Il était l’aîné d’une famille métisse qui vivait dans les grandes plaines de l’Ouest peu après la rébellion menée par Louis Riel. La fin d’une époque. La poussée des émigrants venant de l’Est et de l’Europe menaçait leur façon de vivre. Et le bison, une ressource essentielle pour ces nomades, disparaissait peu à peu. Ils ont dû faire de l’élevage, ce qui n’allait pas de soi.
«Tout avait commencé avec la Rébellion, en 1869, et Louis Riel, le Métis qui avait réussi à fonder un premier gouvernement provisoire, à créer un nouveau territoire manitobain pour y assurer le droit des Métis. On en parlait encore. Que de petites guerres pour l’occupation de ces contrées! Chaque tribu, Cris, Pieds-Noirs, Assiniboines, Montagnais, Métis, Blancs, catholiques, protestants: tout le monde voulait défendre ses terres, ses croyances, sa langue, ses façons de diviser le sol, en rectangles selon le système seigneurial de la Nouvelle-France, en carrés, à la manière de cantons anglais. Comme si le territoire était une courtepointe à couper aux ciseaux!» (p.12)
L’agriculture, ils en avaient une vague idée. Gaspard Beaupré, le père d’Édouard, tentera d’élever des bêtes avec plus ou moins de succès. Il travaillera surtout pour Jean-Louis Légaré, une figure mythique de l’Ouest, un héros par ses façons de faire et sa vision du pays.

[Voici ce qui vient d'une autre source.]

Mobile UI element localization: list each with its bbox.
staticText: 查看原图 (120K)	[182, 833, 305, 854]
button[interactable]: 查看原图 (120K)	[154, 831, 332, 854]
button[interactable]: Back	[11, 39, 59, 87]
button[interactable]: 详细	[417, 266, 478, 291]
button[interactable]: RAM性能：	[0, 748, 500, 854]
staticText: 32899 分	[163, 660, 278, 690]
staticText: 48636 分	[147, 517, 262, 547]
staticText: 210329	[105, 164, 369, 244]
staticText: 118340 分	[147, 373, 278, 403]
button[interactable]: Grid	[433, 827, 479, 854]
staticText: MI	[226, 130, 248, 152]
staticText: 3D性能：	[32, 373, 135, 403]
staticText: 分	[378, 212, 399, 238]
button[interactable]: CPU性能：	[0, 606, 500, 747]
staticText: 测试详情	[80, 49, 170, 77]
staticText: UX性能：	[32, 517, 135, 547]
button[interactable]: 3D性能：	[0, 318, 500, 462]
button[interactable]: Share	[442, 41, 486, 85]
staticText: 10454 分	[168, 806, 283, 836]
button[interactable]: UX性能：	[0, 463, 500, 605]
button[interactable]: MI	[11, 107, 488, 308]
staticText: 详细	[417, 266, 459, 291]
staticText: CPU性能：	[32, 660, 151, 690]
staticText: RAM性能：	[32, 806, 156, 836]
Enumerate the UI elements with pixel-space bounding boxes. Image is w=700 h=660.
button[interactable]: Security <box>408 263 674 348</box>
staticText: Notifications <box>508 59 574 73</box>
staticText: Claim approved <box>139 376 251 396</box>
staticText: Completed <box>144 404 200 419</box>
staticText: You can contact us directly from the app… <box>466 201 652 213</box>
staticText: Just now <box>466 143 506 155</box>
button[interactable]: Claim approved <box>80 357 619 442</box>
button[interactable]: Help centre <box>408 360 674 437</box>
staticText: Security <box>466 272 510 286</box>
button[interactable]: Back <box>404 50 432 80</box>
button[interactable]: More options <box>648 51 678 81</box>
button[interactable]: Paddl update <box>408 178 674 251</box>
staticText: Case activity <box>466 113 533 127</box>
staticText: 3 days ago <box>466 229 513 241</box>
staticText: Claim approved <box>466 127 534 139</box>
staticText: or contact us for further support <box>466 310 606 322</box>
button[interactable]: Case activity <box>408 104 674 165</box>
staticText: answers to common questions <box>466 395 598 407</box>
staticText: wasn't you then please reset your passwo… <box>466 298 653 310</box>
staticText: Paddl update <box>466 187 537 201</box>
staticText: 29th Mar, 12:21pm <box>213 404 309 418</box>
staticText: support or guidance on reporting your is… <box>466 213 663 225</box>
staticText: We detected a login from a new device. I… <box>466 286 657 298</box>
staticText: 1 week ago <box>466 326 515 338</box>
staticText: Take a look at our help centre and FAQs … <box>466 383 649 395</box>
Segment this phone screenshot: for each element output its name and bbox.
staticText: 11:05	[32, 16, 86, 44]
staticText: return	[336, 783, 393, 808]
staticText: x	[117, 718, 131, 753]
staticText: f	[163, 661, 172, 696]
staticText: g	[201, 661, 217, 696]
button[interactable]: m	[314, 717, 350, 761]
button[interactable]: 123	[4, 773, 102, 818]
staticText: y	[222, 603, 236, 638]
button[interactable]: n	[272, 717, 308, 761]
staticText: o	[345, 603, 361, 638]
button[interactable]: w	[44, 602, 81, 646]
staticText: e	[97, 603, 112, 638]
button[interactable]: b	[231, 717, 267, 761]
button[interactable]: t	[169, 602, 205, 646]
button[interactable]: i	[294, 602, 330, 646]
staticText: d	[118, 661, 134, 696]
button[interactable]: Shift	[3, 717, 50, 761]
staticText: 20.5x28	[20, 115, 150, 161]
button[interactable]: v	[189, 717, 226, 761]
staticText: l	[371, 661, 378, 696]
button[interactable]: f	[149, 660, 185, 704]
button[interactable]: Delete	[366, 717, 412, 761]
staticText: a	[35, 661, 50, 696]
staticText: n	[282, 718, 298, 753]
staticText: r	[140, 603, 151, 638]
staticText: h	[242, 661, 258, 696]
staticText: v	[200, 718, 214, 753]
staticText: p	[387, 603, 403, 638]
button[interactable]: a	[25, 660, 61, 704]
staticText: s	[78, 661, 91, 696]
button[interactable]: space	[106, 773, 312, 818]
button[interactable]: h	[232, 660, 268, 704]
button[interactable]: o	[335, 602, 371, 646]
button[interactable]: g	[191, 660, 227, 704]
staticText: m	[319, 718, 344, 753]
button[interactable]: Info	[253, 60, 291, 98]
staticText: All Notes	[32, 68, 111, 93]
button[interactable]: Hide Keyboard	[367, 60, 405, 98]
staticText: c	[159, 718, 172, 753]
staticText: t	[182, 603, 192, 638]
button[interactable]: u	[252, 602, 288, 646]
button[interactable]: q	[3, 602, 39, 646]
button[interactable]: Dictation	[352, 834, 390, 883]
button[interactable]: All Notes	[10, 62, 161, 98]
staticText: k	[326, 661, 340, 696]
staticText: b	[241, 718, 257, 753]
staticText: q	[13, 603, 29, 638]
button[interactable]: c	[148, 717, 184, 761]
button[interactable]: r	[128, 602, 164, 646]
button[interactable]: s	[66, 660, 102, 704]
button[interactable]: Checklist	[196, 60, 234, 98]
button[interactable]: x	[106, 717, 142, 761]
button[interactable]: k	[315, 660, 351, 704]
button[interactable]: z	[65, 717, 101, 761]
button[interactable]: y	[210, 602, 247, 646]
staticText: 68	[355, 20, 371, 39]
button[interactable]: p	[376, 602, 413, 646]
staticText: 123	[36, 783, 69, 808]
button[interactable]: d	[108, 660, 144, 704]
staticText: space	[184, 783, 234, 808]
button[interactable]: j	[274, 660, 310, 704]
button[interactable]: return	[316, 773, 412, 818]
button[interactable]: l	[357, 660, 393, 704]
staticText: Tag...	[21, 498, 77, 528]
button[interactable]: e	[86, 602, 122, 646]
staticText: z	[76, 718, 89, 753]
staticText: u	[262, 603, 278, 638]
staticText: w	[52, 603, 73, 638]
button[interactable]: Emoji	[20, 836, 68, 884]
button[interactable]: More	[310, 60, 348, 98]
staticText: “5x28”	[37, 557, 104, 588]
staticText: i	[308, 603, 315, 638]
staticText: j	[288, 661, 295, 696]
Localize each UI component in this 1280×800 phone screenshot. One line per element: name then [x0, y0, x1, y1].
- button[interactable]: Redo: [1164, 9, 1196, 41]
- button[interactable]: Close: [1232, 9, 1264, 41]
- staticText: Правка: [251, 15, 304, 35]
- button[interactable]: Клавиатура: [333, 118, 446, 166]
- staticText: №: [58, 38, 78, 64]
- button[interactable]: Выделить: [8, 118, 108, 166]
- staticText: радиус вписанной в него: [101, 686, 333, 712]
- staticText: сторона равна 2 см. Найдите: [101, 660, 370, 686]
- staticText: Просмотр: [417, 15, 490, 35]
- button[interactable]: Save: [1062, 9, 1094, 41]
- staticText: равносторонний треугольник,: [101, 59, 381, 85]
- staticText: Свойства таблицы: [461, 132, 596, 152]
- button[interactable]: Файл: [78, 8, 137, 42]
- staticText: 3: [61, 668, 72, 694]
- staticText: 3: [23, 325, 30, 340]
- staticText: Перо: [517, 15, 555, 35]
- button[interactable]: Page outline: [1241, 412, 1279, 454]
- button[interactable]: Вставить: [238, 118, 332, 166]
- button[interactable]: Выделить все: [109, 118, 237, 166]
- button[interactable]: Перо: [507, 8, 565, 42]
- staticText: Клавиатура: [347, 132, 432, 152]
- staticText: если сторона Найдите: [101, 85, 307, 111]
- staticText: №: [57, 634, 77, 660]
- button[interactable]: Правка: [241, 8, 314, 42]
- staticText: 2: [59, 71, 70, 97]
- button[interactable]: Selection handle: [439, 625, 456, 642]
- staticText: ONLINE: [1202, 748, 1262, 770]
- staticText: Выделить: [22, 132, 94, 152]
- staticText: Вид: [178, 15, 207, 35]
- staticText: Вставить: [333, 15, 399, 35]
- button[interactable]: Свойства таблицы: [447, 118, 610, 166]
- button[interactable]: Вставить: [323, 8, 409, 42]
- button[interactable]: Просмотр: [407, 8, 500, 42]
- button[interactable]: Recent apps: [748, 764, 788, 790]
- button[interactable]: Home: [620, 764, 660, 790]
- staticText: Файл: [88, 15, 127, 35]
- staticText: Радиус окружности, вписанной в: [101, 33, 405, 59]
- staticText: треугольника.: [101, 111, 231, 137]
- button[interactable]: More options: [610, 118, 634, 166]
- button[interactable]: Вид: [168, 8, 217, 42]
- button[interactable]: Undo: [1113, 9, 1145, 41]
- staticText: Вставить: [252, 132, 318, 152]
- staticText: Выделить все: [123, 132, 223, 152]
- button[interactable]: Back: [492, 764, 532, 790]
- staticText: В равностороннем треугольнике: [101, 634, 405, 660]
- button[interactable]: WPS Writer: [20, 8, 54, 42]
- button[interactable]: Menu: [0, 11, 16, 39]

Ce polyglotte négociera avec le gouvernement des États-Unis au nom des Sioux qui s’étaient réfugiés au Canada pour échapper à l’armée américaine.

Enfance

Édouard grandit pour des raisons mystérieuses. L’école, où il a du mal à se concentrer, l’étouffe. Tout y est trop petit. Ce sera le lot de sa vie. Les maisons, les chaises, les lits, les wagons des trains seront toujours trop étroits ou trop courts pour ses longues jambes et son corps qui semble vouloir occuper toutes les plaines jusqu’aux Rocheuses.
«Pour passer inaperçu, Édouard marchait le dos voûté et penchait continuellement la tête de côté pour faire oublier sa taille. On l’appela Midi-moins-dix. Tranquille et toujours obéissant, enfermé dans son silence, il commença à avoir des tics. Il se passait sans cesse la main sur la figure, tordait la bouche, plissait le nez. Ses grands yeux effarouchés, assez écartés, donnaient à son visage une expression qu’on voit seulement chez les imbéciles, les moribonds ou les grands sages.» (p.63)
À l’âge de neuf ans, il quitte l’école pour travailler. Doté d’une force peu commune, il fait écarquiller les yeux quand il soulève des poids énormes. Il sera heureux comme cowboy, mais sa taille et son poids feront en sorte qu’il devra renoncer à ce travail. Ce sera le drame de sa vie. Le jeune homme qui aspirait à fonder un foyer et avoir des enfants ne connaîtra que la marginalité et la solitude. Son amour pour Antonia, la jeune institutrice, est pathétique. Et il y a toujours un beau parleur pour l’exhiber dans les foires. Ces promoteurs sans scrupules le laissent la plupart du temps sans un sou.

Solitude

Édouard Beaupré sera un homme terriblement seul, trouvant un peu de réconfort auprès des marginaux et dans l’alcool. Confiné à un wagon pendant ses tournées avec le cirque, il n’est pas seulement prisonnier de son corps, mais aussi des gens qui exploitent sa singularité. La différence coûte cher.
Encore une fois, Marjolaine Bouchard excelle dans sa façon de décrire l’époque. Des scènes dérangeantes dans les cirques avec ces «curiosités de la nature» que l’on exhibe pour quelques sous. Elle démontre une belle empathie pour ce personnage qui n’a trouvé sa place nulle part, même après sa mort. Un roman qui fait réfléchir à la condition humaine.
Un ouvrage d’une grande justesse, un récit passionnant, touchant, d’une tristesse sans nom. Il y a là matière à faire un film. Il me semble que ce pourrait être fascinant.

«Le géant Beaupré» de Marjolaine Bouchard est paru chez Les Éditeurs réunis.